An article in Fast Company focuses on Jason Evanish, and his influence on the start up / angel investor / vc relationships in Boston. He runs a clearing house for networking events and startup resources, but he also 'turned himself into a gatekeeper, arranging strategic meetings to filter out the groupies'.
He says 'Everyone thinks entrepreneurs are short on money, when in fact their most scarce resource is time'. No one has more time than they need. I regularly wish for 48 more hours in the day. I've never had a job where I have had more than enough time to do everything - and I don't believe such a job exists.
Given that 'not enough time' seems to be a universal complaint, all we can do is work within that constraint. What are my priorities. What needs to be done now? What can I not do in order to get the stuff I need to do done?
What's the solution to your building having a mailroom which may be targeted by someone sending a suspicious powder? An article in November's Fast Company describes the way Visa has solved the problem: the mail goes into a modular building near to their office.
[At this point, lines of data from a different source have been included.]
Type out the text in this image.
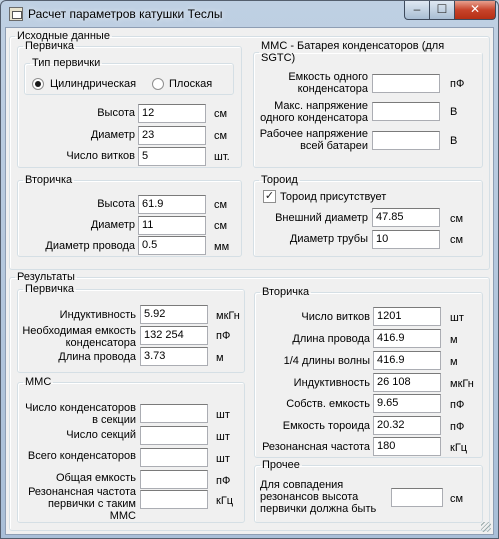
Расчет параметров катушки Теслы	–	☐	✕
Исходные данные
Первичка
Тип первички
Цилиндрическая	Плоская
Высота 12	см
Диаметр 23	см
Число витков 5	шт.
ММС - Батарея конденсаторов (для SGTC)
Емкость одного конденсатора	пФ
Макс. напряжение одного конденсатора	В
Рабочее напряжение всей батареи	В
Вторичка
Высота 61.9	см
Диаметр 11	см
Диаметр провода 0.5	мм
Тороид
✓ Тороид присутствует
Внешний диаметр 47.85	см
Диаметр трубы 10	см
Результаты
Первичка
Индуктивность 5.92	мкГн
Необходимая емкость конденсатора
132 254	пФ
Длина провода 3.73	м
ММС
Число конденсаторов в секции	шт
Число секций	шт
Всего конденсаторов	шт
Общая емкость	пФ
Резонансная частота первички с таким ММС
кГц
Вторичка
Число витков 1201	шт
Длина провода 416.9	м
1/4 длины волны 416.9	м
Индуктивность 26 108	мкГн
Собств. емкость 9.65	пФ
Емкость тороида 20.32	пФ
Резонансная частота 180	кГц
Прочее
Для совпадения резонансов высота первички должна быть
см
If a suspicious powder, 'the mail room can just be airlifted away'.
That wasn't the solution I'd have come up with, but it is genius. I admire anyone who is that creative. An engineer I once worked with told me the trick to thinking of ideas like this is to stay in the 'problem space' for longer. We tend to jump straight to the 'solution space', rather than really considering the problem.
But jumping there quickly, he told me, means you don't consider the more outrageous (and genius) solutions. Really fleshing out the problem - for example, that we don't want the suspicious powder to have any more contact than absolutely necessary - allows you to find the more creative solutions.